To determine which RORgamma targets may be either partially responsible or dispensable for the SR CR-like phenotype of transgenic myeloid lineage cells, either ectopic expression of cDNAs or shRNA knockdown are used. Ectopic expression of cDNAs of potential importance are tested in two ways. In the first scenario, cDNAs confirmed to be RORgamma targets and significantly upregulated in cells are ectopically expressed in MPRO cells through the use of plnducer21 (particularly, unmodified plnducer21 vector). In the second scenario, cDNAs representing transcripts downregulated in neutrophils expressing RORgamma are reintroduced . Artificially increasing levels of downregulated genes may, in some cases, result in a nullification of the cancer killing or possibly cancer homing capabilities of SR/CR-like neutrophils. The goal is to systematically identify genes downstream of RORgamma whose downregulation is essential for the RORgamma phenotype. For these experiments, plnducer21 is modified by substituting the GFP cassette with a red fluorescent protein (RFP) open reading frame followed by a 2A peptide splice site and puromycin resistance. In doing so, the RORgamma transgenic cells that are already fluorescent for GFP are again modified. In the case of ORFs that have expression upregulated by RORgamma, shRNAs are delivered into transgenic RORgamma-MPRO cells through the use the TRIPZ Lentiviral vector (Thermo Fisher Scientific, Inc.) which marks cells producing the shRNA of interest through the parallel production of RFP. For these experiments the shRNA insert is either engineered into Lentivirus or purchased ready-made TRIPZ viral supernatant. The production of an additive effect in previously unmodified MPRO cells is considered for any proteins having any impact on the effectiveness of RORgamma.
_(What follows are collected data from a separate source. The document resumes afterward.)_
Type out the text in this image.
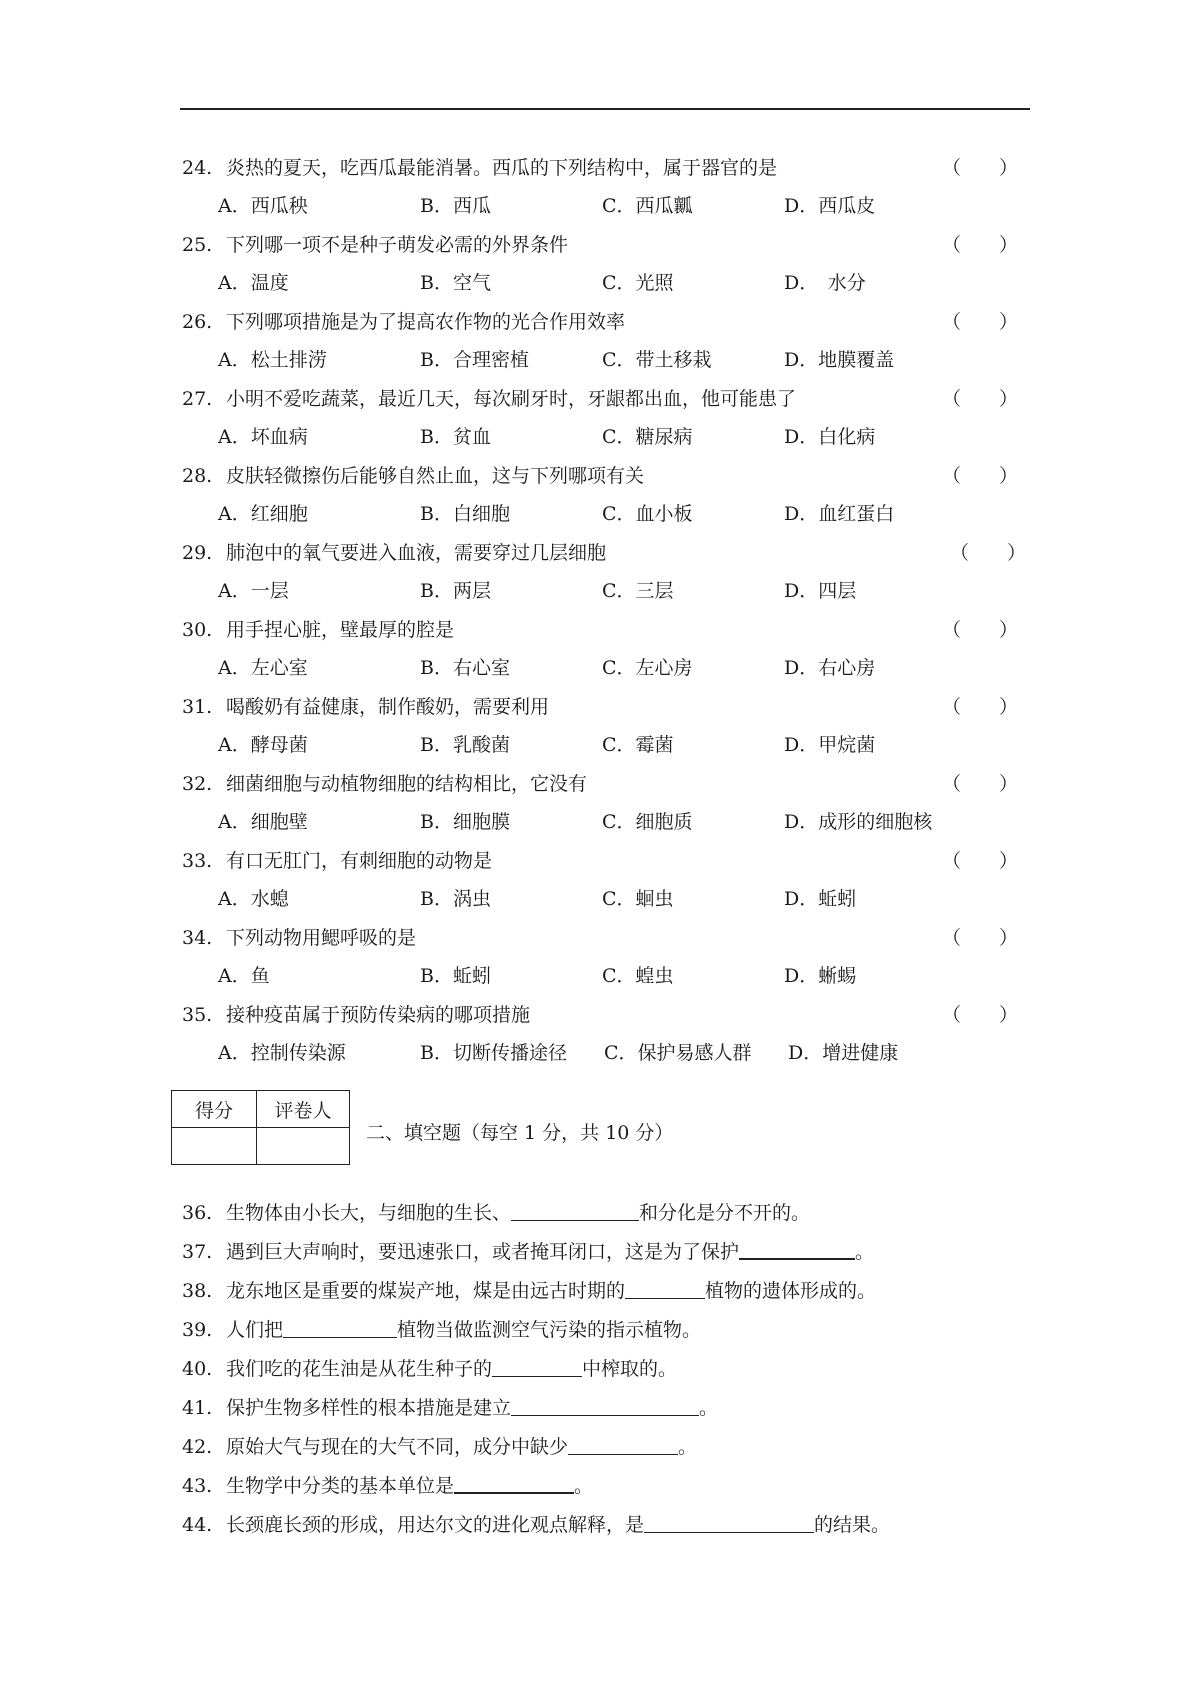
24. 炎热的夏天，吃西瓜最能消暑。西瓜的下列结构中，属于器官的是	（　　）
A．西瓜秧	B．西瓜	C．西瓜瓤	D．西瓜皮
25. 下列哪一项不是种子萌发必需的外界条件	（　　）
A．温度	B．空气	C．光照	D．　水分
26. 下列哪项措施是为了提高农作物的光合作用效率	（　　）
A．松土排涝	B．合理密植	C．带土移栽	D．地膜覆盖
27. 小明不爱吃蔬菜，最近几天，每次刷牙时，牙龈都出血，他可能患了	（　　）
A．坏血病	B．贫血	C．糖尿病	D．白化病
28. 皮肤轻微擦伤后能够自然止血，这与下列哪项有关	（　　）
A．红细胞	B．白细胞	C．血小板	D．血红蛋白
29. 肺泡中的氧气要进入血液，需要穿过几层细胞	（　　）
A．一层	B．两层	C．三层	D．四层
30. 用手捏心脏，壁最厚的腔是	（　　）
A．左心室	B．右心室	C．左心房	D．右心房
31. 喝酸奶有益健康，制作酸奶，需要利用	（　　）
A．酵母菌	B．乳酸菌	C．霉菌	D．甲烷菌
32. 细菌细胞与动植物细胞的结构相比，它没有	（　　）
A．细胞壁	B．细胞膜	C．细胞质	D．成形的细胞核
33. 有口无肛门，有刺细胞的动物是	（　　）
A．水螅	B．涡虫	C．蛔虫	D．蚯蚓
34. 下列动物用鳃呼吸的是	（　　）
A．鱼	B．蚯蚓	C．蝗虫	D．蜥蜴
35. 接种疫苗属于预防传染病的哪项措施	（　　）
A．控制传染源	B．切断传播途径 C．保护易感人群 D．增进健康
得分	评卷人

二、填空题（每空 1 分，共 10 分）
36. 生物体由小长大，与细胞的生长、	和分化是分不开的。
37. 遇到巨大声响时，要迅速张口，或者掩耳闭口，这是为了保护	。
38. 龙东地区是重要的煤炭产地，煤是由远古时期的	植物的遗体形成的。
39. 人们把	植物当做监测空气污染的指示植物。
40. 我们吃的花生油是从花生种子的	中榨取的。
41. 保护生物多样性的根本措施是建立	。
42. 原始大气与现在的大气不同，成分中缺少	。
43. 生物学中分类的基本单位是	。
44. 长颈鹿长颈的形成，用达尔文的进化观点解释，是	的结果。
For instance, if the knockdown of the highly downregulated CD148 receptor and upregulation of the highly upregulated scavenger receptor 2 (Scart2) produce a phenotypic effect alone, their effects are combined through the combination of plnducer21 (upregulation) and TRIPZ (downregulation) in an off the shelf MPRO cell line.

The disclosures of each and every patent, patent application, and publication cited herein are hereby incorporated herein by reference in their entirety.
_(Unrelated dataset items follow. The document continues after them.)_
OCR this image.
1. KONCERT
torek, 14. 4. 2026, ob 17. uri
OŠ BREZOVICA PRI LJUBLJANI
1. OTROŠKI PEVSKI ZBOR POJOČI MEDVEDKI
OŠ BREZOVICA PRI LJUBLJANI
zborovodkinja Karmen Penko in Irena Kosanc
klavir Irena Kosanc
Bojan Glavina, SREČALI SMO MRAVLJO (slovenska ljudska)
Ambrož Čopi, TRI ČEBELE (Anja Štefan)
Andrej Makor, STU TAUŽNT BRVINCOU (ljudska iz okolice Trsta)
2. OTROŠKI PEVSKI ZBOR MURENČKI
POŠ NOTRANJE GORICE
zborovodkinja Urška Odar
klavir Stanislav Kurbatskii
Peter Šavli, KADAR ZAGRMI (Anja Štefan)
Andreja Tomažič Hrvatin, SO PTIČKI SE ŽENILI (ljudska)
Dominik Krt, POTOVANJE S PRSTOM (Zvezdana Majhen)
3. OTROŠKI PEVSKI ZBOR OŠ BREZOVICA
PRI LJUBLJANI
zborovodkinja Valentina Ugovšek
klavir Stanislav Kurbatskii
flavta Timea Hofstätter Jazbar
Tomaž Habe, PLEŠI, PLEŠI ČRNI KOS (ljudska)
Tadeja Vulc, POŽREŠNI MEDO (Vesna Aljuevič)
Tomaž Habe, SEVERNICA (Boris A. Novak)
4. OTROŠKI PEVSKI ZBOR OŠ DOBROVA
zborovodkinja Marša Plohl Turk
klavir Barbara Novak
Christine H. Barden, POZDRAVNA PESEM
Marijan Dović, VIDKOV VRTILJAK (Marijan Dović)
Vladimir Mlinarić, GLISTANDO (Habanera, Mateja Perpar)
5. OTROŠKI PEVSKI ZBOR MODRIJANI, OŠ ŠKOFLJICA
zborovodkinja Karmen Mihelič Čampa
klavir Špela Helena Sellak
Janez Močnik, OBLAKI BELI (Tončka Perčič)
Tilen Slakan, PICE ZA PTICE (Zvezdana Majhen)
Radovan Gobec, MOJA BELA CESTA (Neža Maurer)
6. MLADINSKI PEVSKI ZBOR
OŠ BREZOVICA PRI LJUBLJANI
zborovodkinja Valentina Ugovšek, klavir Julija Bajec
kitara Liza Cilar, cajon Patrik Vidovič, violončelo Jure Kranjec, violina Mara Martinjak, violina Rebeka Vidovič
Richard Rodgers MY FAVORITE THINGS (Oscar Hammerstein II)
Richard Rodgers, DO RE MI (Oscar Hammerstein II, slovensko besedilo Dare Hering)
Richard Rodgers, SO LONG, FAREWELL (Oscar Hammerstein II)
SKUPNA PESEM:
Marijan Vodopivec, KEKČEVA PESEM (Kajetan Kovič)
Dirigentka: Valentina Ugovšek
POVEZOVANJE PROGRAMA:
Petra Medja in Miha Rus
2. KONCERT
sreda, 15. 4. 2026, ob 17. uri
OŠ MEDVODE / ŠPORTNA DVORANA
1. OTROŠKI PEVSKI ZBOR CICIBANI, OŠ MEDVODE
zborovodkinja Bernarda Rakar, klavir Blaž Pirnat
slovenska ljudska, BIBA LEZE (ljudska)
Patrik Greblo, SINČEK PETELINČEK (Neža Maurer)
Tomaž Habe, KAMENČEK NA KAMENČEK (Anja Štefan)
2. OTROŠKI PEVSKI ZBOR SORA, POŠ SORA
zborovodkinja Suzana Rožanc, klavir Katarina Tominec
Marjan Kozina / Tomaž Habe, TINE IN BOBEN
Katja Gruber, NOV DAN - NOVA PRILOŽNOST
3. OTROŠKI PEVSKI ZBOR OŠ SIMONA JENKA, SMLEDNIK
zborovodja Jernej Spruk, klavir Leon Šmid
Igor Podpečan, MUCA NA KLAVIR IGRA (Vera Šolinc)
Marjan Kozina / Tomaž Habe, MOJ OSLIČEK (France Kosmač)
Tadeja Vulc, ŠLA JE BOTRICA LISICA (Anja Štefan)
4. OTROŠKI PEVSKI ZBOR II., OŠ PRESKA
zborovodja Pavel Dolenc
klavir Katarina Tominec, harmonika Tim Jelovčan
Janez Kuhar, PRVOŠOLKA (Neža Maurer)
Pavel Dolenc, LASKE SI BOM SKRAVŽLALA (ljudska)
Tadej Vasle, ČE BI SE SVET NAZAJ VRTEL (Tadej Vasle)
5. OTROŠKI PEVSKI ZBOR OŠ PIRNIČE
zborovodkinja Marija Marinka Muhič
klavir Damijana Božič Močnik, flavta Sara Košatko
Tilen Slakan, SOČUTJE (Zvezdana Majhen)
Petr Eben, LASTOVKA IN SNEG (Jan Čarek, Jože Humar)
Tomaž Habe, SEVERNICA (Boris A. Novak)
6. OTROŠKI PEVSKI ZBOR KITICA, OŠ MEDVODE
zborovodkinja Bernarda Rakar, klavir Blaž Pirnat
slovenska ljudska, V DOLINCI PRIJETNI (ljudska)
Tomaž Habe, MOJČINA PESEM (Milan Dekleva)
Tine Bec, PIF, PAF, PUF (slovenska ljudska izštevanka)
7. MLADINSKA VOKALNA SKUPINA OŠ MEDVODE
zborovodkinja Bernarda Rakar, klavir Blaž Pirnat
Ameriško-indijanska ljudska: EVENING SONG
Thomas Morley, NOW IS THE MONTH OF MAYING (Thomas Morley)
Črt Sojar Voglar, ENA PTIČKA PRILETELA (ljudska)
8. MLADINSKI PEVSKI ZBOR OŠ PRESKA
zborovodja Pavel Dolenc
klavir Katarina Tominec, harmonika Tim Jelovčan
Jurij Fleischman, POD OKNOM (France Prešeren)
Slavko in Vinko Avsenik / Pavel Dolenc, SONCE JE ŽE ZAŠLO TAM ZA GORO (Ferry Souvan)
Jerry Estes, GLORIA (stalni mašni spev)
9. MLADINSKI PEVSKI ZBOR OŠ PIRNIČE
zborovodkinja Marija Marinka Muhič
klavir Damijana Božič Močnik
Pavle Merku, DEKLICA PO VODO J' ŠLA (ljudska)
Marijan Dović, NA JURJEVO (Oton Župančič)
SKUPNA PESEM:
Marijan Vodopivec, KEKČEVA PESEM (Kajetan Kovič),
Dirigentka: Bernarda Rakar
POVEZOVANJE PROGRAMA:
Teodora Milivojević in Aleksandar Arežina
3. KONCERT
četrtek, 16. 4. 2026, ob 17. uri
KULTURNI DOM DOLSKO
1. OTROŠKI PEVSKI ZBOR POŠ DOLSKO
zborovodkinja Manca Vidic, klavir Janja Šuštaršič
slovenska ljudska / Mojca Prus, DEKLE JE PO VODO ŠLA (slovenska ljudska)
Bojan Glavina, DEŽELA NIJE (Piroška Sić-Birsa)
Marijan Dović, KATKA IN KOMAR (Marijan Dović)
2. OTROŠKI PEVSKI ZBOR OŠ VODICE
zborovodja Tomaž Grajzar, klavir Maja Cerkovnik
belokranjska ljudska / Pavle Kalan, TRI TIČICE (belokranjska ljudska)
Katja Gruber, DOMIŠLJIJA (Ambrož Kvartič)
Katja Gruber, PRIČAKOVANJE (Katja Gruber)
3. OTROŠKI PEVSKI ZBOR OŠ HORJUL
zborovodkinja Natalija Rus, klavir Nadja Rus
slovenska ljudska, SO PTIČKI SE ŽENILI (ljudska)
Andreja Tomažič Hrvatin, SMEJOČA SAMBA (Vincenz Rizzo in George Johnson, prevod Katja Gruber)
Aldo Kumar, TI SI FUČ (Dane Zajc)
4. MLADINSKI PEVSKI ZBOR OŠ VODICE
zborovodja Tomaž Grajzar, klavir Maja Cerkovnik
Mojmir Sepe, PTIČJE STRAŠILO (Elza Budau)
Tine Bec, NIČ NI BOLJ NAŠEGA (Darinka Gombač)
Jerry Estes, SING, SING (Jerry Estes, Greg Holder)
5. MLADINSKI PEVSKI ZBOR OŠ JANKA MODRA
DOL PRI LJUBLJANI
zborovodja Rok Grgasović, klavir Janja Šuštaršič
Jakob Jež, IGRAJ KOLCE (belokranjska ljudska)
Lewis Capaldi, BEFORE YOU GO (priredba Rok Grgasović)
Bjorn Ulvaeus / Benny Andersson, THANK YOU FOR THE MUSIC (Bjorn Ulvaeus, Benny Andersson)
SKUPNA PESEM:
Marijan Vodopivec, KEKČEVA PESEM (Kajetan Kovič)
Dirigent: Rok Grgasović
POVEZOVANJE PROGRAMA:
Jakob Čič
While this invention has been disclosed with reference to specific embodiments, it is apparent that other embodiments and variations of this invention may be devised by others skilled in the art without departing from the true spirit and scope of the invention. The appended claims are intended to be construed to include all such embodiments and equivalent variations.